Chief steward Borden said, “We had a lengthy review of the race.” Indeed. More Borden: “We determined that the seven horse (Maximum Security) drifted out and impacted the progress of the number one, in turn, interfering with the 18 and 21 (Bodexpress, the longest shot in the field at 71-1). These horses were all affected, we thought, by the interference. Therefore we unanimously determined to disqualify number seven (Maximum Security) and place him behind the 18, the 18 being the lowest-placed horse that he bothered, which is our typical procedure.”
The result of the disqualification and re-placing left Country House in first, Code of Honor in second and Tacitus in third, giving Mott the first- and third-place finishers.
The decision is likely to be debated further, probably endlessly. What’s unknown is unknown forever, but it seems unlikely that Country House would have caught Maximum Security no matter how far they ran. War of Will is another matter. But it’s difficult to imagine the carnage that would have ensued if Gaffalione had not kept War of Will upright. However: It is baffling that the stewards watched that rodeo and did not instantly initiate a stewards’ inquiry into the finish, which is standard practice when there might have been fouls. Also: For the stewards to refuse questions after changing the order of finish in the Kentucky Derby for the first time in history is a terrible look that will not age well.
Nearly an hour after the race, Gary West met with Servis.
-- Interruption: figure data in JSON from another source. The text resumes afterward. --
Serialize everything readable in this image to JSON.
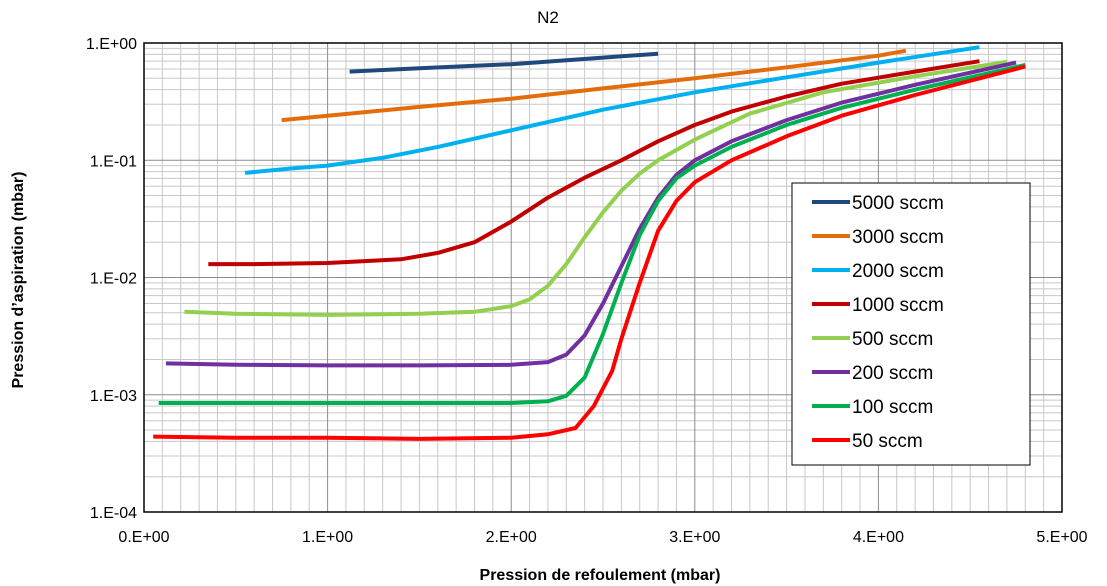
{
  "chart_data": {
    "type": "line",
    "title": "N2",
    "xlabel": "Pression de refoulement (mbar)",
    "ylabel": "Pression d’aspiration (mbar)",
    "xlim": [
      0,
      5
    ],
    "ylim": [
      0.0001,
      1
    ],
    "y_scale": "log",
    "grid": true,
    "legend_position": "right",
    "x_ticks": [
      0,
      1,
      2,
      3,
      4,
      5
    ],
    "x_tick_labels": [
      "0.E+00",
      "1.E+00",
      "2.E+00",
      "3.E+00",
      "4.E+00",
      "5.E+00"
    ],
    "y_ticks": [
      0.0001,
      0.001,
      0.01,
      0.1,
      1
    ],
    "y_tick_labels": [
      "1.E-04",
      "1.E-03",
      "1.E-02",
      "1.E-01",
      "1.E+00"
    ],
    "series": [
      {
        "name": "5000 sccm",
        "color": "#1f497d",
        "x": [
          1.12,
          1.5,
          2.0,
          2.5,
          2.8
        ],
        "y": [
          0.57,
          0.61,
          0.66,
          0.75,
          0.81
        ]
      },
      {
        "name": "3000 sccm",
        "color": "#e46c0a",
        "x": [
          0.75,
          1.0,
          1.5,
          2.0,
          2.5,
          3.0,
          3.5,
          4.0,
          4.15
        ],
        "y": [
          0.22,
          0.24,
          0.285,
          0.335,
          0.41,
          0.5,
          0.62,
          0.78,
          0.86
        ]
      },
      {
        "name": "2000 sccm",
        "color": "#00b0f0",
        "x": [
          0.55,
          0.8,
          1.0,
          1.3,
          1.6,
          2.0,
          2.5,
          3.0,
          3.5,
          4.0,
          4.55
        ],
        "y": [
          0.078,
          0.085,
          0.09,
          0.105,
          0.13,
          0.18,
          0.27,
          0.38,
          0.51,
          0.68,
          0.92
        ]
      },
      {
        "name": "1000 sccm",
        "color": "#c00000",
        "x": [
          0.35,
          0.6,
          1.0,
          1.4,
          1.6,
          1.8,
          2.0,
          2.2,
          2.4,
          2.6,
          2.8,
          3.0,
          3.2,
          3.5,
          3.8,
          4.2,
          4.55
        ],
        "y": [
          0.013,
          0.013,
          0.0133,
          0.0143,
          0.0162,
          0.02,
          0.03,
          0.048,
          0.071,
          0.1,
          0.145,
          0.2,
          0.26,
          0.35,
          0.45,
          0.57,
          0.7
        ]
      },
      {
        "name": "500 sccm",
        "color": "#92d050",
        "x": [
          0.22,
          0.5,
          1.0,
          1.5,
          1.8,
          2.0,
          2.1,
          2.2,
          2.3,
          2.4,
          2.5,
          2.6,
          2.7,
          2.8,
          3.0,
          3.3,
          3.7,
          4.2,
          4.7
        ],
        "y": [
          0.0051,
          0.0049,
          0.0048,
          0.0049,
          0.0051,
          0.0057,
          0.0065,
          0.0085,
          0.013,
          0.022,
          0.036,
          0.055,
          0.077,
          0.1,
          0.15,
          0.25,
          0.38,
          0.52,
          0.69
        ]
      },
      {
        "name": "200 sccm",
        "color": "#7030a0",
        "x": [
          0.12,
          0.5,
          1.0,
          1.5,
          2.0,
          2.2,
          2.3,
          2.4,
          2.5,
          2.6,
          2.7,
          2.8,
          2.9,
          3.0,
          3.2,
          3.5,
          3.8,
          4.2,
          4.75
        ],
        "y": [
          0.00185,
          0.0018,
          0.00178,
          0.00178,
          0.0018,
          0.0019,
          0.0022,
          0.0032,
          0.006,
          0.0125,
          0.026,
          0.048,
          0.075,
          0.1,
          0.145,
          0.22,
          0.31,
          0.44,
          0.68
        ]
      },
      {
        "name": "100 sccm",
        "color": "#00b050",
        "x": [
          0.08,
          0.5,
          1.0,
          1.5,
          2.0,
          2.2,
          2.3,
          2.4,
          2.5,
          2.6,
          2.7,
          2.8,
          2.9,
          3.0,
          3.2,
          3.5,
          3.8,
          4.2,
          4.8
        ],
        "y": [
          0.00085,
          0.00085,
          0.00085,
          0.00085,
          0.00085,
          0.00088,
          0.00098,
          0.0014,
          0.0033,
          0.009,
          0.023,
          0.045,
          0.07,
          0.09,
          0.13,
          0.2,
          0.28,
          0.4,
          0.65
        ]
      },
      {
        "name": "50 sccm",
        "color": "#ff0000",
        "x": [
          0.05,
          0.5,
          1.0,
          1.5,
          2.0,
          2.2,
          2.35,
          2.45,
          2.55,
          2.6,
          2.7,
          2.8,
          2.9,
          3.0,
          3.2,
          3.5,
          3.8,
          4.2,
          4.8
        ],
        "y": [
          0.00044,
          0.00043,
          0.00043,
          0.00042,
          0.00043,
          0.00046,
          0.00052,
          0.0008,
          0.0016,
          0.003,
          0.009,
          0.025,
          0.045,
          0.065,
          0.1,
          0.16,
          0.24,
          0.36,
          0.63
        ]
      }
    ]
  }
}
Both men claimed to have not seen a satisfactory replay of the race, which is surprising considering the number of times it was replayed on the giant infield screen. West is known throughout racing as a class act who has given more to the game than it has given him. His Derby pain goes back 16 years to when contender Buddha was scratched in race week. But he was not immediately accepting of this outcome. “I’ve seen $5,000 claimers have much worse problems than this horse and not get qualified,” West said. “I think it was a very bad decision. I might change my mind.”
His mindset remained fluid. Minutes later, after Servis talked with the stewards, West and Servis both said they would consider any appeal of the disqualification. It is unclear what avenues would be available, but as night fell on Louisville, it remained possible that the Derby would be contested beyond the First Saturday in May.
In aftermath of the decision, Mott moved slowly across the racetrack, in possession of the Derby, a race that he had listened to as a boy in South Dakota. He never envisioned it happening like this, and nor did the rest of us. “I really didn’t want to win this way,” he said. “I wish he had pulled away nice and clean and won by five.” Mott shrugged. “This is what happened.”
The mud pulled his feet deeper into the track and brown water pooled at his ankles. Fans shuffled toward distant parking lots and long rides home. A light wind whispered across the earth and the skies grew ever darker, a curtain falling noiselessly on a theater of the surreal.